3 Poems Sonya Posmentier


Feeling has no windows no running water



the farmhouse you visited

when you were twelve

was in a dying orchard

snow apples fell around

you where you walked



when you were thirsty

you sat in your cellar room

and drank from them


*************************************************


Overheard



We need some leaves, to save

For the winter, Darling.



For winter, having ridden

All the way to Utica



With an angry kitten in my lap,

I will buy an automobile



With plush interior.

I will get warm by the fire



That rages in the East.
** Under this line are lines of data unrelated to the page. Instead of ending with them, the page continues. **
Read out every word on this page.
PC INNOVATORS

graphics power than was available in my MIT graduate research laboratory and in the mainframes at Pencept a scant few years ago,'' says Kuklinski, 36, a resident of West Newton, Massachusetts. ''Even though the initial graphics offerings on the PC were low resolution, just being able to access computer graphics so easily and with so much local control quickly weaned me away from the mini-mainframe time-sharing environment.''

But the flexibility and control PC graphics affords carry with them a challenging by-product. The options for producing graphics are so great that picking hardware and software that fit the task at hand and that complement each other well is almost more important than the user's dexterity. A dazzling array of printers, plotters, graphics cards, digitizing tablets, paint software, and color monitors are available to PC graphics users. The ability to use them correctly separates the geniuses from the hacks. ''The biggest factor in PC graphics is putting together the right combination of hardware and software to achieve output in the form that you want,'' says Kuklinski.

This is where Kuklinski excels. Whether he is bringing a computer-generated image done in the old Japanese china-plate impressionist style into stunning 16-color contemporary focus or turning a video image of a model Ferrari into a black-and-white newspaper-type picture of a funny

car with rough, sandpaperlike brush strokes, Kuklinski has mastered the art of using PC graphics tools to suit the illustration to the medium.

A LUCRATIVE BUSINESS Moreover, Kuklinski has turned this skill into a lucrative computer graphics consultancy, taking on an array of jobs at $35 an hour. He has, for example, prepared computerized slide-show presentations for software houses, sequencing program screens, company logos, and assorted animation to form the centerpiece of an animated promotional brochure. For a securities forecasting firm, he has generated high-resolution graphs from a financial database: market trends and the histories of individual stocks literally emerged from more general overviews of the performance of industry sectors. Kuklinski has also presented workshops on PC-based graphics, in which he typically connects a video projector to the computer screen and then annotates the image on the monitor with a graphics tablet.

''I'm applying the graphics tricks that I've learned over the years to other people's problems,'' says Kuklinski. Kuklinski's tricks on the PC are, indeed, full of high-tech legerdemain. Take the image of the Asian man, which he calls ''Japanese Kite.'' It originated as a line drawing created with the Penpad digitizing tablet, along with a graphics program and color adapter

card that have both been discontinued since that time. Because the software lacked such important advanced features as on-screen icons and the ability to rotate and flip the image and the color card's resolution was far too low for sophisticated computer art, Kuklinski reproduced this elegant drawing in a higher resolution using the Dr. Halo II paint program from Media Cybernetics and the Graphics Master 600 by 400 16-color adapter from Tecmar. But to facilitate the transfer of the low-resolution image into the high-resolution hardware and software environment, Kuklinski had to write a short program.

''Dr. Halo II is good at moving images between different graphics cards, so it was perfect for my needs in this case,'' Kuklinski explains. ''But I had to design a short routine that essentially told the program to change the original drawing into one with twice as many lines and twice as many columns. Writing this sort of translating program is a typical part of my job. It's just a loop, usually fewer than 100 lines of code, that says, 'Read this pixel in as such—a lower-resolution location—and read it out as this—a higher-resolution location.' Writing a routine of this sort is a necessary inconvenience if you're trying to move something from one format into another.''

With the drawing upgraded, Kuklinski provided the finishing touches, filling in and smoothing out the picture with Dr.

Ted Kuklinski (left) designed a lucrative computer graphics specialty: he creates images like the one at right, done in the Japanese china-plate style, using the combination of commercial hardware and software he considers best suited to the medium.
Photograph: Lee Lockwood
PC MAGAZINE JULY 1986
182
I will

Try to remember the shapes



We painted on rocks

With water, when we were



Barefoot in the wet

Wood chips, the shape of what



Life—winded away by fall.

I will build a house in treetops,


I will open its door to love.


************************************************


Skin



Wouldn’t dare touch it. Instead, covered it,

forgot we had it. Under one sleeve, found

another. Our slickered arms not like

the natural hands going at it in the woods

behind the cabin, whose magic was never

to be found out, hidden as it was beneath

the leaves. Skin that was its own camouflage.

How our bodies turned on us, meant things

they couldn’t say. Stayed pale, even in

summer; dry, even in slickest rain.

Would have thought we never left the monsoons

behind with our ancestors, who wept

under banyan trees where they belonged,

all their beauty bandaged like a broken arm.